From the junction, there is a very visible direct route to the summit. Although you are nearly at the summit, the trail becomes unridable. Between being very steep and giant steps, you will probably end up carrying your bike the last few hundred yards to the top. I recommend taking Eagle Trail around the back of the summit. This is a very nice ride that has a small section of single track. Go past the backpackers camp and then keep right. There is a bit of rocky uphill to the summit this is a bit of a fun challenge.

There is a great view from the summit where you can see all cities and landmarks in the south bay. You can also see Mt. Diablo and San Francisco and Mt. Tamalpias on a clear day. Take a look at the post at the summit. Look through some of the smaller tubes to see various landmarks (in case you aren't sure). The view is enhanced by the steep drop-off of the mountain at that point, making you feel you are on the edge looking down at the heavily populated area below. By the way, the weather at the top can vary a lot. We have been there when it was quite pleasant, but other times we have had 60 mph winds and very cold weather. Be prepared!

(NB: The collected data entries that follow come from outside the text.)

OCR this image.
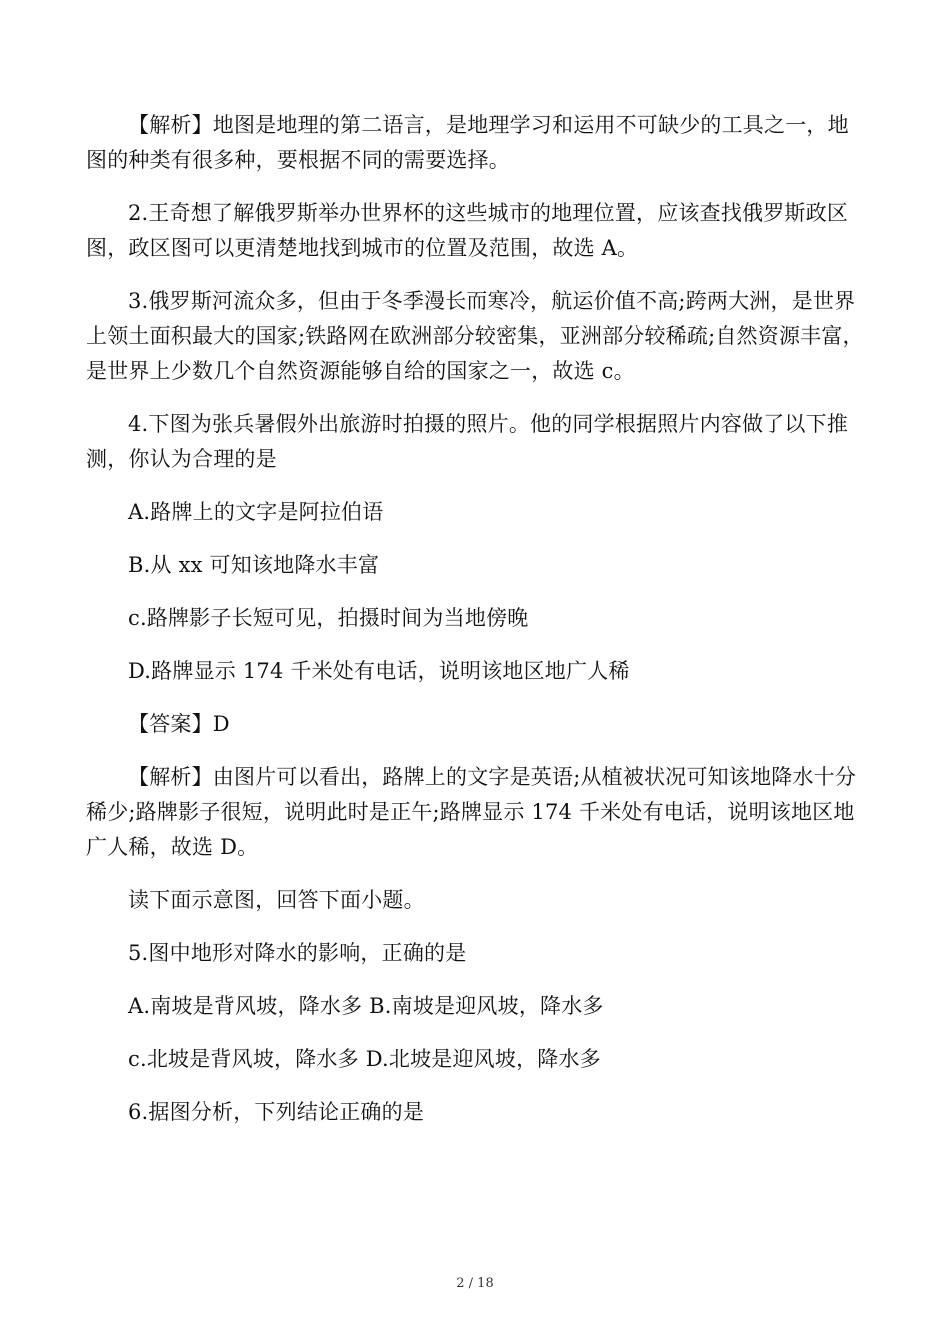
【解析】地图是地理的第二语言，是地理学习和运用不可缺少的工具之一，地图的种类有很多种，要根据不同的需要选择。

2.王奇想了解俄罗斯举办世界杯的这些城市的地理位置，应该查找俄罗斯政区图，政区图可以更清楚地找到城市的位置及范围，故选 A。

3.俄罗斯河流众多，但由于冬季漫长而寒冷，航运价值不高;跨两大洲，是世界上领土面积最大的国家;铁路网在欧洲部分较密集，亚洲部分较稀疏;自然资源丰富，是世界上少数几个自然资源能够自给的国家之一，故选 c。

4.下图为张兵暑假外出旅游时拍摄的照片。他的同学根据照片内容做了以下推测，你认为合理的是

A.路牌上的文字是阿拉伯语

B.从 xx 可知该地降水丰富

c.路牌影子长短可见，拍摄时间为当地傍晚

D.路牌显示 174 千米处有电话，说明该地区地广人稀

【答案】D

【解析】由图片可以看出，路牌上的文字是英语;从植被状况可知该地降水十分稀少;路牌影子很短，说明此时是正午;路牌显示 174 千米处有电话，说明该地区地广人稀，故选 D。

读下面示意图，回答下面小题。

5.图中地形对降水的影响，正确的是

A.南坡是背风坡，降水多 B.南坡是迎风坡，降水多

c.北坡是背风坡，降水多 D.北坡是迎风坡，降水多

6.据图分析，下列结论正确的是

2 / 18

You can head down by taking Eagle to either Peak or Hidden Valley. A fun alternative is to follow the Bay Area Ridge Trail along the top of the ridge to the television and radio towers. This is a fun ride and it seems like very few people go out here. It is very pretty out here. Once past the tower, it starts downhill. It is very open and you can build up a lot of speed here. Keep your eyes open for sharper turns and cattle that may be grazing, but other than that you only have to worry about your brakes. The last part of this is pretty steep, but very manageable. This will take you into Ed Levin County Park (you're in Santa Clara County now) which is nice but not spectacular. You can either ride back up the Bay Area Ridge Trail at this point (that is a lot of climbing back to the summit) or you can back via Warm Springs Boulevard (we did not notice a more direct route).

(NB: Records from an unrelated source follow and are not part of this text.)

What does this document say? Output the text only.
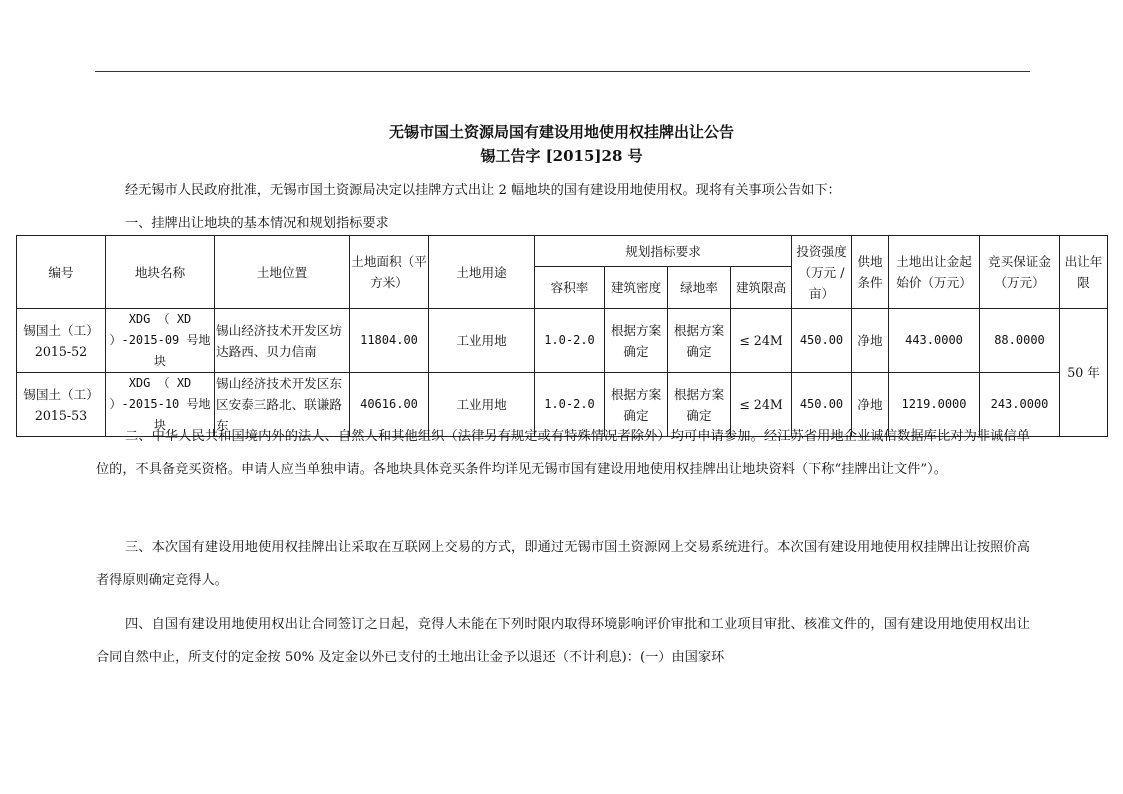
无锡市国土资源局国有建设用地使用权挂牌出让公告
锡工告字 [2015]28 号
经无锡市人民政府批准，无锡市国土资源局决定以挂牌方式出让 2 幅地块的国有建设用地使用权。现将有关事项公告如下：
一、挂牌出让地块的基本情况和规划指标要求
编号	地块名称	土地位置	土地面积（平方米）	土地用途	规划指标要求				投资强度（万元 / 亩）	供地条件	土地出让金起始价（万元）	竞买保证金（万元）	出让年限
					容积率	建筑密度	绿地率	建筑限高					
锡国土（工）2015-52	XDG （ XD ）-2015-09 号地块	锡山经济技术开发区坊达路西、贝力信南	11804.00	工业用地	1.0-2.0	根据方案确定	根据方案确定	≤ 24M	450.00	净地	443.0000	88.0000	50 年
锡国土（工）2015-53	XDG （ XD ）-2015-10 号地块	锡山经济技术开发区东区安泰三路北、联谦路东	40616.00	工业用地	1.0-2.0	根据方案确定	根据方案确定	≤ 24M	450.00	净地	1219.0000	243.0000	
二、中华人民共和国境内外的法人、自然人和其他组织（法律另有规定或有特殊情况者除外）均可申请参加。经江苏省用地企业诚信数据库比对为非诚信单位的，不具备竞买资格。申请人应当单独申请。各地块具体竞买条件均详见无锡市国有建设用地使用权挂牌出让地块资料（下称“挂牌出让文件”）。
三、本次国有建设用地使用权挂牌出让采取在互联网上交易的方式，即通过无锡市国土资源网上交易系统进行。本次国有建设用地使用权挂牌出让按照价高者得原则确定竞得人。
四、自国有建设用地使用权出让合同签订之日起，竞得人未能在下列时限内取得环境影响评价审批和工业项目审批、核准文件的，国有建设用地使用权出让合同自然中止，所支付的定金按 50% 及定金以外已支付的土地出让金予以退还（不计利息)：(一）由国家环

The best thing about this ride is the view from the top. I recommend avoiding this location when the weather is too hot or if it is windy (it will be really windy at the top). The route is really pretty in the spring when the grass is short and green and the wildflowers are in bloom.

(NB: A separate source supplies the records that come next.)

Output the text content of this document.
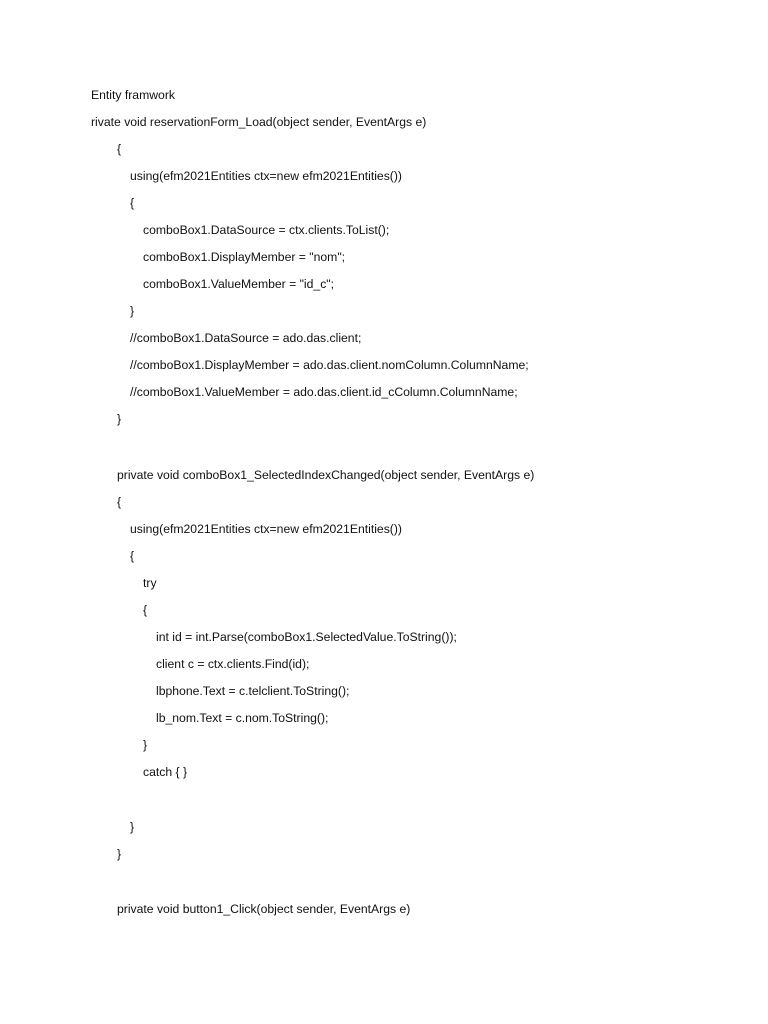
Entity framwork
rivate void reservationForm_Load(object sender, EventArgs e)
{
using(efm2021Entities ctx=new efm2021Entities())
{
comboBox1.DataSource = ctx.clients.ToList();
comboBox1.DisplayMember = "nom";
comboBox1.ValueMember = "id_c";
}
//comboBox1.DataSource = ado.das.client;
//comboBox1.DisplayMember = ado.das.client.nomColumn.ColumnName;
//comboBox1.ValueMember = ado.das.client.id_cColumn.ColumnName;
}
private void comboBox1_SelectedIndexChanged(object sender, EventArgs e)
{
using(efm2021Entities ctx=new efm2021Entities())
{
try
{
int id = int.Parse(comboBox1.SelectedValue.ToString());
client c = ctx.clients.Find(id);
lbphone.Text = c.telclient.ToString();
lb_nom.Text = c.nom.ToString();
}
catch { }
}
}
private void button1_Click(object sender, EventArgs e)
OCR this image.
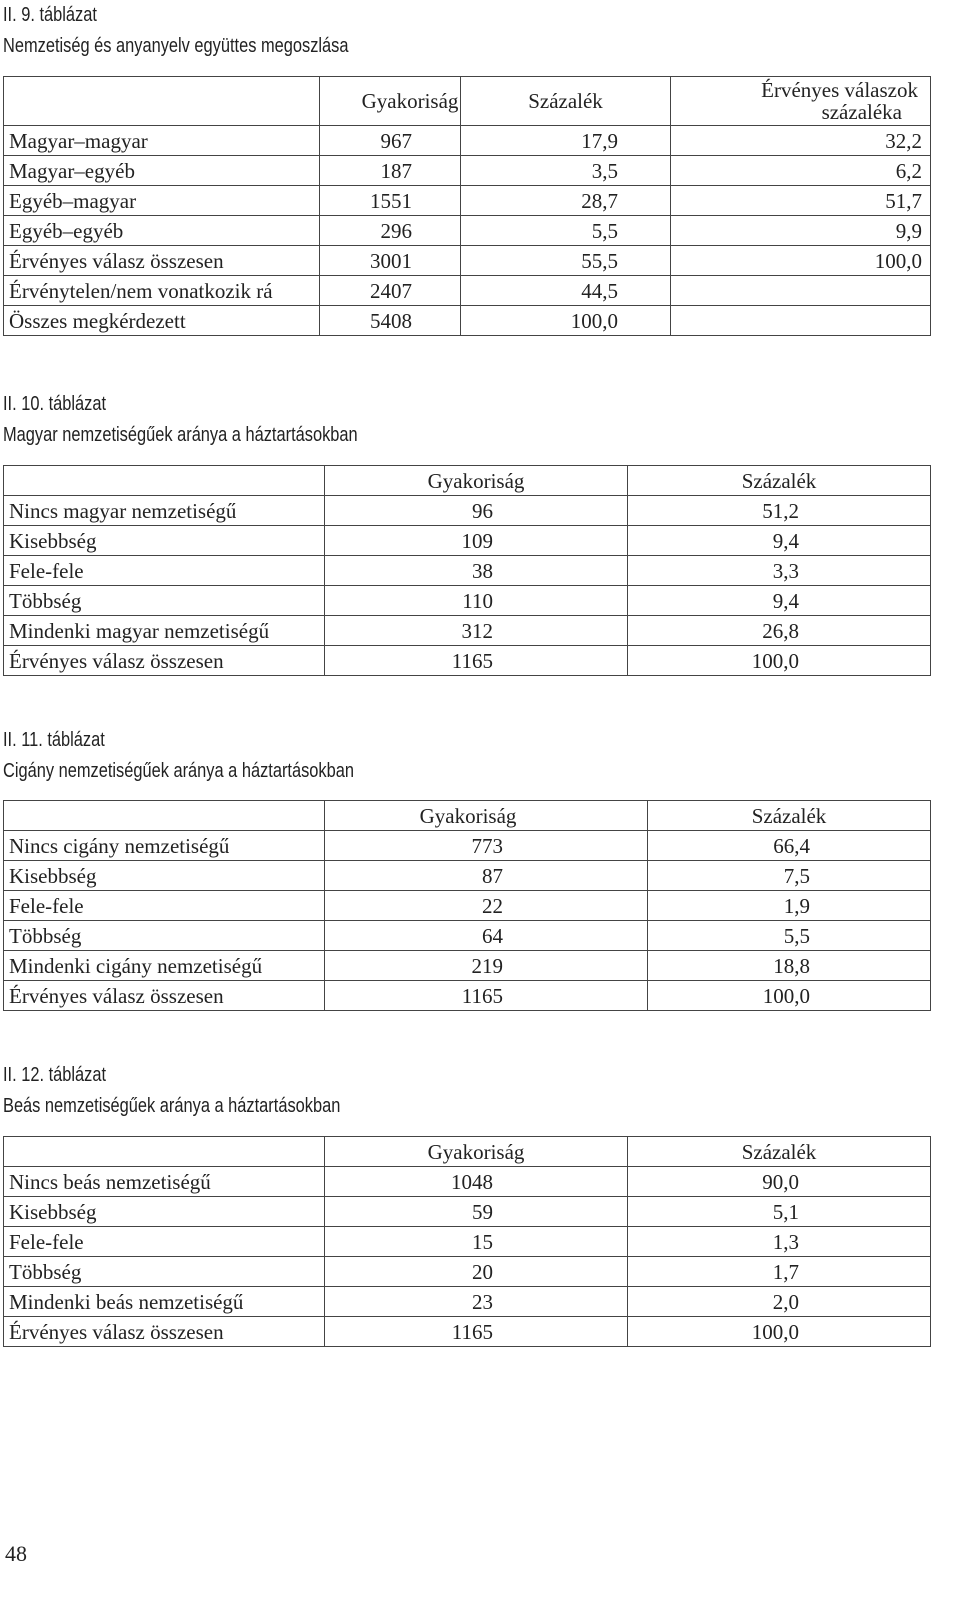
II. 9. táblázat
Nemzetiség és anyanyelv együttes megoszlása
	Gyakoriság	Százalék	Érvényes válaszok
százaléka

Magyar–magyar	967	17,9	32,2
Magyar–egyéb	187	3,5	6,2
Egyéb–magyar	1551	28,7	51,7
Egyéb–egyéb	296	5,5	9,9
Érvényes válasz összesen	3001	55,5	100,0
Érvénytelen/nem vonatkozik rá	2407	44,5	
Összes megkérdezett	5408	100,0	
II. 10. táblázat
Magyar nemzetiségűek aránya a háztartásokban
	Gyakoriság	Százalék
Nincs magyar nemzetiségű	96	51,2
Kisebbség	109	9,4
Fele-fele	38	3,3
Többség	110	9,4
Mindenki magyar nemzetiségű	312	26,8
Érvényes válasz összesen	1165	100,0
II. 11. táblázat
Cigány nemzetiségűek aránya a háztartásokban
	Gyakoriság	Százalék
Nincs cigány nemzetiségű	773	66,4
Kisebbség	87	7,5
Fele-fele	22	1,9
Többség	64	5,5
Mindenki cigány nemzetiségű	219	18,8
Érvényes válasz összesen	1165	100,0
II. 12. táblázat
Beás nemzetiségűek aránya a háztartásokban
	Gyakoriság	Százalék
Nincs beás nemzetiségű	1048	90,0
Kisebbség	59	5,1
Fele-fele	15	1,3
Többség	20	1,7
Mindenki beás nemzetiségű	23	2,0
Érvényes válasz összesen	1165	100,0
48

There is another section of Mission Peak (technically Ohlone College land) that makes an interesting addition or alternative to the climb to the peak. Entering through the gate above the college's pool complex, follow the fireroad to the right a couple of hundred yards and then make a switchback onto another fireroad. After going past the large water tank, down shift and try to make it up the hill in front of you. Continue past the horse trough and continue climbing up a small canyon on the Spring Valley Trail. This is a short climb of about 300 feet but it seems like more especially when it is hot. At the junction, a right turn climbs up another hill and takes you back to the Peak Trail near the gate, making this an alternative (but seemingly harder) way up the hill. A left turn at the junction continues climbing on the Panorama Trail which climbs up to the top of the hill and then descends on the back side through a short set of switchbacks before leveling off and then a fairly easy fireroad descent. The Panorama Trail seems to be very lightly used and had a tendency to disappear in a few places. This is also cattle grazing land so the overgrown parts of the trail tend to be a bit beat up by hoof prints. The bottom of the trail comes out near an abandoned house which has a locked gate leading to the Ohlone College campus. You can bushwhack on some of the animal trail to get back to the large water tank to get out if you don't want to go over the gate.

This is not a super long ride, so we don't usually stop for food.  However, we have been known to stop at the nearby Starbucks to warm up or dry off after a cold ride.